By Bolun Dai | Jan 12th 2021
This blog shows the proof that for a convex optimization problem such as
\[\begin{align*} \min_{x\in\mathcal{D}}&\ f(x)\\ \mathrm{s.t.}&\ g_i(x) \leq 0\\ &\ h_i(x) = 0, \end{align*}\]a local minimum is also a global minimum. If a point \(x\) is a local minimum, then in a small local region, any other point \(y\) will make the objective function output a larger value, i.e. \(f(x) < f(y)\). In mathematical terms, no matter how weirdly shaped the local region is we can always find a circle that inscribes the edges. Therefore we can denote the local region where \(x\) is the local minimum as \(\|x - y\|_2\leq\rho\). For the global minimum, then any point \(y\) in the domain \(\mathcal{D}\) will make the objective function output a larger value, i.e. \(f(y)> f(x)\).
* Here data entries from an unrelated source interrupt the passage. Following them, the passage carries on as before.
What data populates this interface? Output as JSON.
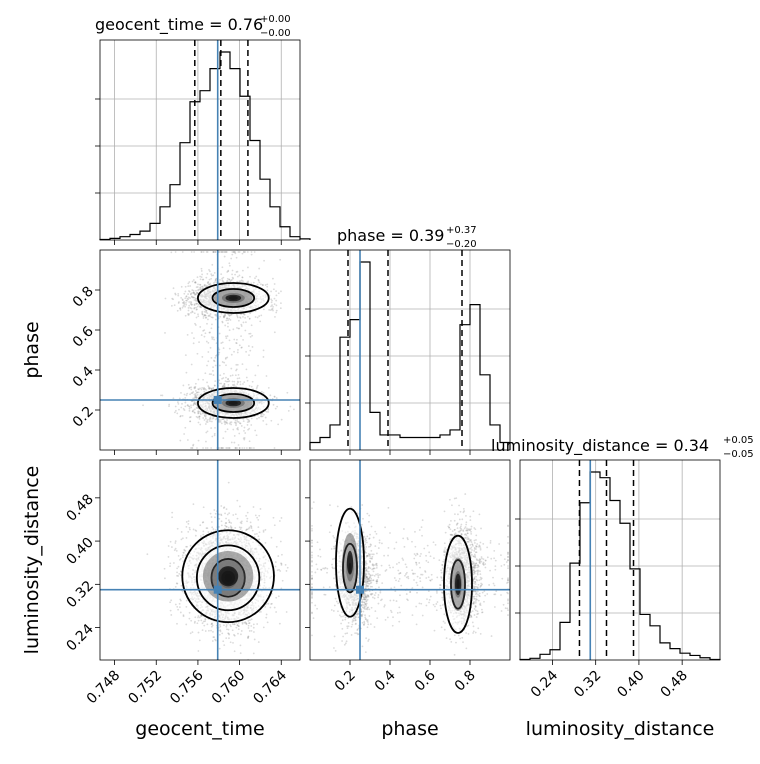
{
  "chart_data": {
    "type": "corner",
    "parameters": [
      "geocent_time",
      "phase",
      "luminosity_distance"
    ],
    "titles": [
      {
        "parameter": "geocent_time",
        "prefix": "geocent_time = ",
        "median": "0.76",
        "plus": "+0.00",
        "minus": "−0.00"
      },
      {
        "parameter": "phase",
        "prefix": "phase = ",
        "median": "0.39",
        "plus": "+0.37",
        "minus": "−0.20"
      },
      {
        "parameter": "luminosity_distance",
        "prefix": "luminosity_distance = ",
        "median": "0.34",
        "plus": "+0.05",
        "minus": "−0.05"
      }
    ],
    "axes": {
      "geocent_time": {
        "range": [
          0.7466,
          0.7658
        ],
        "ticks": [
          0.748,
          0.752,
          0.756,
          0.76,
          0.764
        ],
        "ticklabels": [
          "0.748",
          "0.752",
          "0.756",
          "0.760",
          "0.764"
        ]
      },
      "phase": {
        "range": [
          0.0,
          1.0
        ],
        "ticks": [
          0.2,
          0.4,
          0.6,
          0.8
        ],
        "ticklabels": [
          "0.2",
          "0.4",
          "0.6",
          "0.8"
        ]
      },
      "luminosity_distance": {
        "range": [
          0.18,
          0.55
        ],
        "ticks": [
          0.24,
          0.32,
          0.4,
          0.48
        ],
        "ticklabels": [
          "0.24",
          "0.32",
          "0.40",
          "0.48"
        ]
      }
    },
    "truths": {
      "geocent_time": 0.7579,
      "phase": 0.25,
      "luminosity_distance": 0.31
    },
    "quantiles": {
      "geocent_time": [
        0.7557,
        0.7582,
        0.7608
      ],
      "phase": [
        0.19,
        0.39,
        0.76
      ],
      "luminosity_distance": [
        0.29,
        0.34,
        0.39
      ]
    },
    "histograms": {
      "geocent_time": {
        "edges_start": 0.7466,
        "bin_width": 0.00096,
        "counts": [
          0.5,
          1.5,
          3,
          5,
          8,
          15,
          30,
          50,
          88,
          125,
          135,
          155,
          170,
          155,
          130,
          90,
          55,
          30,
          12,
          3,
          1
        ]
      },
      "phase": {
        "edges_start": 0.0,
        "bin_width": 0.05,
        "counts": [
          3,
          5,
          10,
          45,
          52,
          75,
          15,
          6,
          6,
          5,
          5,
          5,
          5,
          6,
          8,
          50,
          58,
          30,
          10,
          3
        ]
      },
      "luminosity_distance": {
        "edges_start": 0.18,
        "bin_width": 0.0185,
        "counts": [
          0.5,
          1.5,
          5,
          9,
          33,
          85,
          138,
          165,
          160,
          140,
          120,
          80,
          40,
          30,
          15,
          10,
          6,
          4,
          2,
          0.5
        ]
      }
    },
    "grid": true
  }
}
We can prove this by contradiction. The statement is
\[\mathrm{x\ is\ a\ local\ minimum}\rightarrow\mathrm{x\ is\ the\ global\ minimum},\]to contradict it we simply need to assume \(x\) is not the global minimum. If \(x\) is not the global minimum than we can find a point \(z\in\mathcal{D}\), such that \(f(x) > f(z)\). Since \(x\) is still a local minimum, having \(f(x) > f(z)\) is saying that \(\|x - z\|_2 > \rho\). We define a point \(m\) such that \(m = tx + (1-t)z\), where \(0 \leq t \leq1\).
First, we can say that \(y\in\mathcal{D}\), because \(\mathcal{D}\) is a convex set. This comes from the definition of convex sets: for a convex set \(C\), if \(x, y\in C\) then for \(0\leq t\leq1\) we have \(tx + (1-t)y\in C\).
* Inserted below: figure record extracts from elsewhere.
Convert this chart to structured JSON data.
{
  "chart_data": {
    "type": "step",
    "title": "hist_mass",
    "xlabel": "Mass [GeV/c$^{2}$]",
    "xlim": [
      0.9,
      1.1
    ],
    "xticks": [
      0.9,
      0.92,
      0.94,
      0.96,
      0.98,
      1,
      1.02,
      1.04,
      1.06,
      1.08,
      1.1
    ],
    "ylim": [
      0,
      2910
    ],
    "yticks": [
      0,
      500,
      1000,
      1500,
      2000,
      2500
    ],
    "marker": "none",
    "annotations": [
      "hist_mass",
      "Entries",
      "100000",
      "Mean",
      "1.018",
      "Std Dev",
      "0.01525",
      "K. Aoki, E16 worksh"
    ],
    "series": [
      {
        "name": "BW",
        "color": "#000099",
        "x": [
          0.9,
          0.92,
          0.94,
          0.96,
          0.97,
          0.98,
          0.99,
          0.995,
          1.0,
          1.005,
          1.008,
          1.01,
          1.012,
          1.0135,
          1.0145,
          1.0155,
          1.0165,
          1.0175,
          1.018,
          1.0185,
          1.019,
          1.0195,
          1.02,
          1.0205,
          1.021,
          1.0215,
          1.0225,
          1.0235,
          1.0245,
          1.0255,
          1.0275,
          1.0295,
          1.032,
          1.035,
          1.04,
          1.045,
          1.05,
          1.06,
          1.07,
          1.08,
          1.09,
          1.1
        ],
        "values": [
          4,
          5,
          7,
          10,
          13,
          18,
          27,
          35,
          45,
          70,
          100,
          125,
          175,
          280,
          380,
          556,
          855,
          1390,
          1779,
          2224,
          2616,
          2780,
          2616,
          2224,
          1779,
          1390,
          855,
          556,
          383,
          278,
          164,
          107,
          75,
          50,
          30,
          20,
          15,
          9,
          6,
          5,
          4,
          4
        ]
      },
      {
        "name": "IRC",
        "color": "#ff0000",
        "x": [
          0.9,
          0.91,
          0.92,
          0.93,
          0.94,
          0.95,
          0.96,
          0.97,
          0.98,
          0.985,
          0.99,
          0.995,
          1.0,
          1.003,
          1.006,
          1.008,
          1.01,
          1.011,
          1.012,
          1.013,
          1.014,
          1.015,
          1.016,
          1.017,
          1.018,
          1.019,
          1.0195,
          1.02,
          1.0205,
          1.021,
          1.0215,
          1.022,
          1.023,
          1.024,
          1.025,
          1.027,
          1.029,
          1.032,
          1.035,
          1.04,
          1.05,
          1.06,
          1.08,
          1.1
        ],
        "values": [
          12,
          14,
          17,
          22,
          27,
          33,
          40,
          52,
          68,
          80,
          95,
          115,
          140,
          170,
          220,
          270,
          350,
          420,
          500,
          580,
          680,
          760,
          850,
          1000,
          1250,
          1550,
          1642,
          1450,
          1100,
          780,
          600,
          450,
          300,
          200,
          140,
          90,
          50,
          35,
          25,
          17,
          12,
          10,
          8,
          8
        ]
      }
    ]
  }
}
Second, we can say that \(m\) is feasible, in other words \(g_i(m) \leq 0\) and \(h_i(m) = 0\), let’s prove this. For a problem to be a convex optimization problem we need the objective function \(f(\cdot)\) and inequality constraints \(g_i(\cdot)\) to be convex functions. Since \(g_i(\cdot)\) is a convex function we have
\[\begin{align*} g_i(m) &= g_i(tx + (1-t)z)\\ &\leq tg_i(x) + (1-t)g_i(z)\\ &\leq t\cdot0 + (1-t)\cdot0\\ &= 0. \end{align*}\]Another criterion to be a convex optimization problem is the equality constraint has to be an affine function, i.e. \(h_i(x) = a_i^Tx + b_i\). Thus we have
\[\begin{align*} h_i(m) &= h_i[tx + (1-t)z]\\ &= a_i^T[tx + (1-t)z] + b_i\\ &= ta_i^Tx + (1-t)a_i^Tz + tb_i + (1-t)b_i\\ &= t[a_i^Tx + b_i] + (1-t)[a_i^Tz + b_i]\\ &= t\cdot0 + (1-t)\cdot0\\ &= 0. \end{align*}\]Since \(m\) satisfies the inequality and equality constraints we say \(m\) is feasible.
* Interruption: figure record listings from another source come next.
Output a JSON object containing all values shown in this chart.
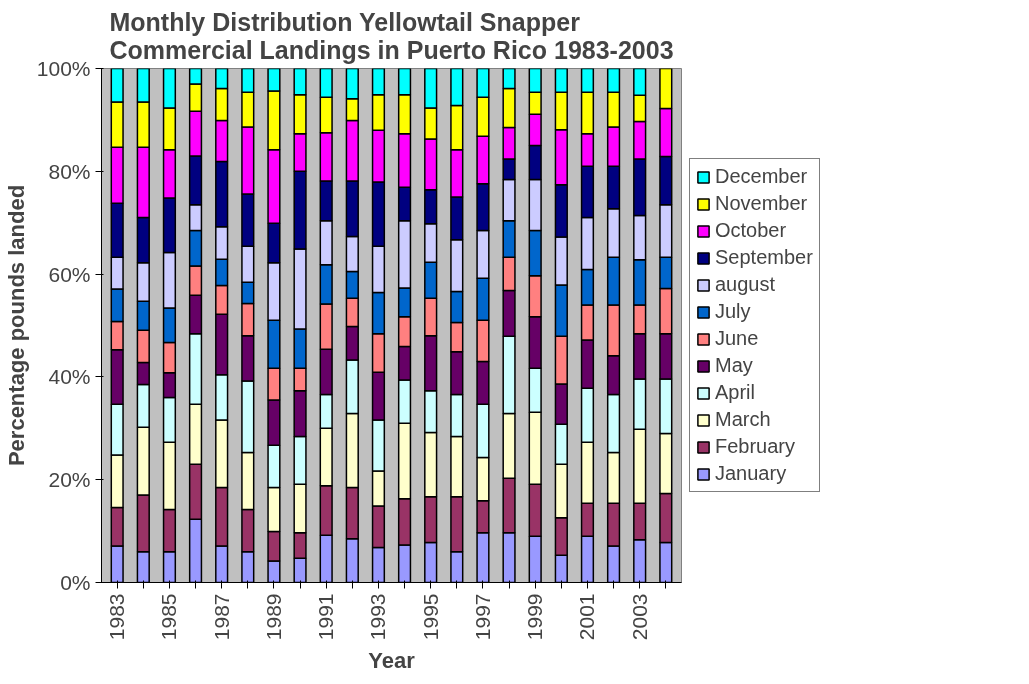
{
  "chart_data": {
    "type": "bar",
    "stacked": true,
    "title": "Monthly Distribution Yellowtail Snapper\nCommercial Landings in Puerto Rico 1983-2003",
    "xlabel": "Year",
    "ylabel": "Percentage pounds landed",
    "categories": [
      "1983",
      null,
      "1985",
      null,
      "1987",
      null,
      "1989",
      null,
      "1991",
      null,
      "1993",
      null,
      "1995",
      null,
      "1997",
      null,
      "1999",
      null,
      "2001",
      null,
      "2003",
      null
    ],
    "ylim": [
      0,
      100
    ],
    "yticks": [
      {
        "value": 0,
        "label": "0%"
      },
      {
        "value": 20,
        "label": "20%"
      },
      {
        "value": 40,
        "label": "40%"
      },
      {
        "value": 60,
        "label": "60%"
      },
      {
        "value": 80,
        "label": "80%"
      },
      {
        "value": 100,
        "label": "100%"
      }
    ],
    "grid": false,
    "legend": "right",
    "series": [
      {
        "name": "January",
        "color": "#9999ff",
        "values": [
          7.1,
          6.0,
          6.0,
          12.3,
          7.1,
          6.0,
          4.2,
          4.7,
          9.2,
          8.5,
          6.8,
          7.3,
          7.8,
          6.0,
          9.7,
          9.7,
          9.0,
          5.3,
          9.0,
          7.1,
          8.3,
          7.8
        ]
      },
      {
        "name": "February",
        "color": "#993366",
        "values": [
          7.5,
          11.0,
          8.2,
          10.7,
          11.4,
          8.2,
          5.7,
          5.0,
          9.6,
          10.0,
          8.1,
          9.0,
          8.9,
          10.7,
          6.2,
          10.6,
          10.1,
          7.3,
          6.4,
          8.3,
          7.1,
          9.5
        ]
      },
      {
        "name": "March",
        "color": "#ffffcc",
        "values": [
          10.2,
          13.2,
          13.1,
          11.7,
          13.1,
          11.1,
          8.6,
          9.4,
          11.2,
          14.4,
          6.8,
          14.7,
          12.5,
          11.7,
          8.4,
          12.6,
          14.0,
          10.4,
          11.9,
          9.9,
          14.4,
          11.7
        ]
      },
      {
        "name": "April",
        "color": "#ccffff",
        "values": [
          9.9,
          8.3,
          8.7,
          13.7,
          8.8,
          13.9,
          8.2,
          9.3,
          6.6,
          10.4,
          9.9,
          8.4,
          8.1,
          8.2,
          10.4,
          15.0,
          8.6,
          7.8,
          10.5,
          11.3,
          9.8,
          10.6
        ]
      },
      {
        "name": "May",
        "color": "#660066",
        "values": [
          10.6,
          4.3,
          4.8,
          7.5,
          11.8,
          8.8,
          8.8,
          8.9,
          8.8,
          6.5,
          9.3,
          6.5,
          10.7,
          8.3,
          8.3,
          8.9,
          10.0,
          7.8,
          9.4,
          7.5,
          8.8,
          8.8
        ]
      },
      {
        "name": "June",
        "color": "#ff8080",
        "values": [
          5.5,
          6.3,
          5.9,
          5.7,
          5.6,
          6.3,
          6.2,
          4.4,
          8.8,
          5.5,
          7.5,
          5.8,
          7.3,
          5.7,
          8.0,
          6.5,
          8.0,
          9.3,
          6.8,
          9.9,
          5.6,
          8.8
        ]
      },
      {
        "name": "July",
        "color": "#0066cc",
        "values": [
          6.3,
          5.6,
          6.7,
          6.9,
          5.1,
          4.1,
          9.3,
          7.6,
          7.6,
          5.2,
          8.0,
          5.6,
          7.0,
          6.0,
          8.2,
          7.1,
          8.8,
          10.0,
          6.9,
          9.3,
          8.8,
          6.1
        ]
      },
      {
        "name": "august",
        "color": "#ccccff",
        "values": [
          6.2,
          7.5,
          10.8,
          5.0,
          6.3,
          7.0,
          11.2,
          15.6,
          8.6,
          6.8,
          9.0,
          13.1,
          7.5,
          10.1,
          9.3,
          8.0,
          9.9,
          9.3,
          10.1,
          9.4,
          8.6,
          10.2
        ]
      },
      {
        "name": "September",
        "color": "#000080",
        "values": [
          10.5,
          8.8,
          10.6,
          9.5,
          12.7,
          10.2,
          7.7,
          15.1,
          7.7,
          10.8,
          12.5,
          6.5,
          6.6,
          8.3,
          9.1,
          4.0,
          6.6,
          10.2,
          10.0,
          8.3,
          11.0,
          9.4
        ]
      },
      {
        "name": "October",
        "color": "#ff00ff",
        "values": [
          10.9,
          13.7,
          9.4,
          8.7,
          8.0,
          13.0,
          14.3,
          7.3,
          9.4,
          11.8,
          10.1,
          10.4,
          9.9,
          9.2,
          9.2,
          6.1,
          6.1,
          10.7,
          6.3,
          7.6,
          7.3,
          9.3
        ]
      },
      {
        "name": "November",
        "color": "#ffff00",
        "values": [
          8.8,
          8.8,
          8.1,
          5.3,
          6.2,
          6.8,
          11.4,
          7.6,
          6.9,
          4.2,
          6.9,
          7.6,
          6.0,
          8.6,
          7.6,
          7.6,
          4.3,
          7.3,
          8.1,
          6.8,
          5.1,
          7.8
        ]
      },
      {
        "name": "December",
        "color": "#00ffff",
        "values": [
          6.5,
          6.5,
          7.7,
          3.0,
          3.9,
          4.6,
          4.4,
          5.1,
          5.6,
          5.9,
          5.1,
          5.1,
          7.7,
          7.2,
          5.6,
          3.9,
          4.6,
          4.6,
          4.6,
          4.6,
          5.2,
          0
        ]
      }
    ]
  }
}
If we pick some \(t\) that is large enough (some value close to 1 would work) such that \(\|x - m\|_2\leq\rho\). Since \(m\) is in the local region of \(x\) it should have \(f(m) > f(x)\). Since \(f(\cdot)\) is a convex function we can have
\[\begin{align*} f(m) &=f[tx + (1-t)z]\\ &\leq tf(x) + (1-t)f(z)\\ &\leq tf(x) + (1-t)f(x)\\ &=f(x). \end{align*}\]This shows that \(f(m) \leq f(x)\), which contradicts with the fact that \(x\) is a local minimum. Therefore, we can conclude that if \(x\) is a local minimum then it is also a global minimum.